Il battage dei media internazionali sulla crisi italiana è un fatto. Possiamo contestare questa prospettiva come sbagliata, troppo condizionata da esperienze passate o semplicemente pregiudiziale, ma non possiamo far finta che non esista. Alcune banche hanno già avviato serie ristrutturazioni, hanno una governance più trasparente e forse stanno imparando a selezionare il management. Su tutte ha però pesato la doppia recessione, cioè la speciale fragilità del Paese. Bisogna dunque ancora rimediare ai problemi strutturali del credito in un Paese ad alto debito pubblico come l’Italia: troppe banche, troppi crediti dati con criteri ambigui, troppi dividendi agli azionisti anche in condizioni critiche, troppi conflitti di interesse, troppi ritardi nell’innovazione, troppi titoli pubblici in portafoglio e troppe pantofole felpate ai piedi dei supervisori. Le vicende di Borsa di questi giorni mostrano che bisogna mettere al sicuro il sistema. Ma è difficile che una rottura con le pratiche di prima sia credibile se non viene accompagnata da una punizione per banchieri e supervisori che hanno sbagliato nel passato. Il primo segnale si è visto ieri.

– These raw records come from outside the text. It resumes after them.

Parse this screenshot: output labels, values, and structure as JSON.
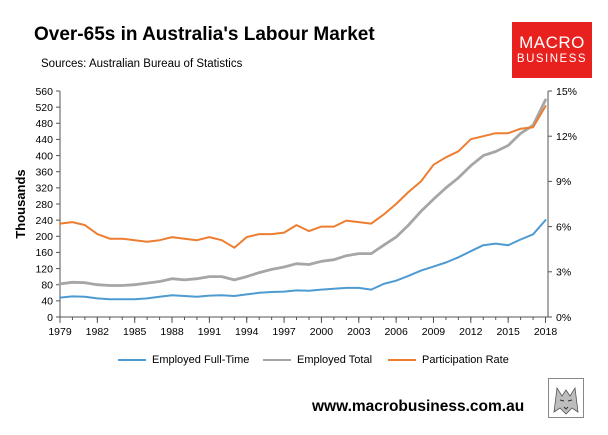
{
  "header": {
    "title": "Over-65s in Australia's Labour Market",
    "subtitle": "Sources: Australian Bureau of Statistics"
  },
  "logo": {
    "line1": "MACRO",
    "line2": "BUSINESS",
    "color": "#e8201e"
  },
  "footer": {
    "url": "www.macrobusiness.com.au"
  },
  "chart_data": {
    "type": "line",
    "ylabel": "Thousands",
    "xlim": [
      1979,
      2018.2
    ],
    "ylim": [
      0,
      560
    ],
    "y2lim": [
      0,
      15
    ],
    "grid": false,
    "legend": "bottom",
    "x_ticks": [
      "1979",
      "1982",
      "1985",
      "1988",
      "1991",
      "1994",
      "1997",
      "2000",
      "2003",
      "2006",
      "2009",
      "2012",
      "2015",
      "2018"
    ],
    "y_ticks": [
      "0",
      "40",
      "80",
      "120",
      "160",
      "200",
      "240",
      "280",
      "320",
      "360",
      "400",
      "440",
      "480",
      "520",
      "560"
    ],
    "y2_ticks": [
      "0%",
      "3%",
      "6%",
      "9%",
      "12%",
      "15%"
    ],
    "series": [
      {
        "name": "Employed Full-Time",
        "axis": "left",
        "color": "#4e9bd1",
        "x": [
          1979,
          1980,
          1981,
          1982,
          1983,
          1984,
          1985,
          1986,
          1987,
          1988,
          1989,
          1990,
          1991,
          1992,
          1993,
          1994,
          1995,
          1996,
          1997,
          1998,
          1999,
          2000,
          2001,
          2002,
          2003,
          2004,
          2005,
          2006,
          2007,
          2008,
          2009,
          2010,
          2011,
          2012,
          2013,
          2014,
          2015,
          2016,
          2017,
          2018
        ],
        "values": [
          48,
          51,
          50,
          46,
          44,
          44,
          44,
          46,
          50,
          54,
          52,
          50,
          53,
          54,
          52,
          56,
          60,
          62,
          63,
          66,
          65,
          68,
          70,
          72,
          72,
          68,
          82,
          90,
          102,
          115,
          125,
          135,
          148,
          163,
          178,
          182,
          178,
          192,
          205,
          240
        ]
      },
      {
        "name": "Employed Total",
        "axis": "left",
        "color": "#a6a6a6",
        "x": [
          1979,
          1980,
          1981,
          1982,
          1983,
          1984,
          1985,
          1986,
          1987,
          1988,
          1989,
          1990,
          1991,
          1992,
          1993,
          1994,
          1995,
          1996,
          1997,
          1998,
          1999,
          2000,
          2001,
          2002,
          2003,
          2004,
          2005,
          2006,
          2007,
          2008,
          2009,
          2010,
          2011,
          2012,
          2013,
          2014,
          2015,
          2016,
          2017,
          2018
        ],
        "values": [
          82,
          86,
          85,
          80,
          78,
          78,
          80,
          84,
          88,
          95,
          92,
          95,
          100,
          100,
          92,
          100,
          110,
          118,
          124,
          132,
          130,
          138,
          142,
          152,
          157,
          157,
          178,
          198,
          228,
          262,
          292,
          320,
          345,
          375,
          400,
          410,
          425,
          455,
          475,
          538
        ]
      },
      {
        "name": "Participation Rate",
        "axis": "right",
        "color": "#ed7d31",
        "x": [
          1979,
          1980,
          1981,
          1982,
          1983,
          1984,
          1985,
          1986,
          1987,
          1988,
          1989,
          1990,
          1991,
          1992,
          1993,
          1994,
          1995,
          1996,
          1997,
          1998,
          1999,
          2000,
          2001,
          2002,
          2003,
          2004,
          2005,
          2006,
          2007,
          2008,
          2009,
          2010,
          2011,
          2012,
          2013,
          2014,
          2015,
          2016,
          2017,
          2018
        ],
        "values": [
          6.2,
          6.3,
          6.1,
          5.5,
          5.2,
          5.2,
          5.1,
          5.0,
          5.1,
          5.3,
          5.2,
          5.1,
          5.3,
          5.1,
          4.6,
          5.3,
          5.5,
          5.5,
          5.6,
          6.1,
          5.7,
          6.0,
          6.0,
          6.4,
          6.3,
          6.2,
          6.8,
          7.5,
          8.3,
          9.0,
          10.1,
          10.6,
          11.0,
          11.8,
          12.0,
          12.2,
          12.2,
          12.5,
          12.6,
          14.0
        ]
      }
    ]
  }
}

Sarà necessaria anche un’ulteriore riflessione sul comportamento delle autorità italiane nei confronti dell’Europa. L’applicazione del bail-in corrisponde a un principio corretto perché introduce maggiore disciplina utilizzando meccanismi del mercato. Quando è stato approvato, non era stata data sufficiente importanza al fatto che i titoli soggetti alla procedura di ricostituzione del capitale erano stati distribuiti in Italia a risparmiatori al dettaglio e non solo a investitori professionali. Dal 2012, le banche italiane si sono rafforzate emettendo 67 miliardi di euro di junior bonds, di cui quasi la metà è finita nei portafogli dei piccoli risparmiatori. Sono emersi casi di informazione non corretta ai piccoli investitori italiani. Dopo la crisi di quattro banche minori, la situazione è parsa così critica che si è capito che era necessaria un’applicazione ragionevole del bail-in e del burden sharing facendo leva sulle eccezioni previste nello stesso testo della direttiva. Tra queste eccezioni c’è proprio il fatto che il presupposto del bail-in è che i soggetti colpiti siano stati adeguatamente informati dei rischi che correvano, nonché le condizioni eccezionali tali da creare conseguenze sistemiche o sproporzionate. Anziché far leva sul testo della direttiva e punire quei banchieri che avevano mal informato i clienti, la scelta è stata quella di chiedere pubblicamente la sospensione o la revoca della legislazione europea in vigore. Questa strategia non aveva possibilità di successo e ha fatto perdere credibilità al Paese, rendendo più difficile il negoziato.

L’ulteriore lezione degli stress test riguarda il cattivo coordinamento tra le istituzioni europee. Le eccezioni al coinvolgimento dei piccoli obbligazionisti nel risanamento o risoluzione di una banca sono essenzialmente di due tipi, gli effetti sproporzionati e i rischi per la stabilità finanziaria. Per quest’ultimo, il giudizio deve essere dato da un’istituzione comune. Trattandosi di una valutazione sulla stabilità finanziaria, sarebbe stato logico che venisse da chi è deputato a garantirla, cioè la Bce o il Ssm. Al contrario si è stabilita una competizione tra istituzioni europee e il giudizio è stato avocato dall’autorità per la concorrenza della Commissione Ue. L’esito è stata una confusione tale, nelle procedure e nei pronunciamenti, da creare la sensazione che i motivi di Bruxelles non fossero di risolvere i problemi, ma di accentuarli per esaltare l’importanza del controllore. Un’applicazione automatica del bail-in ne sarebbe stata probabilmente la dimostrazione ultima. Questa logica secondo cui la punizione è sempre più importante della soluzione è strampalata. Nel complesso le tre lezioni indicano che i sistemi bancari sono in condizioni migliori del previsto, ma che l’autocompiacimento sarebbe per l’Italia la risposta esattamente sbagliata.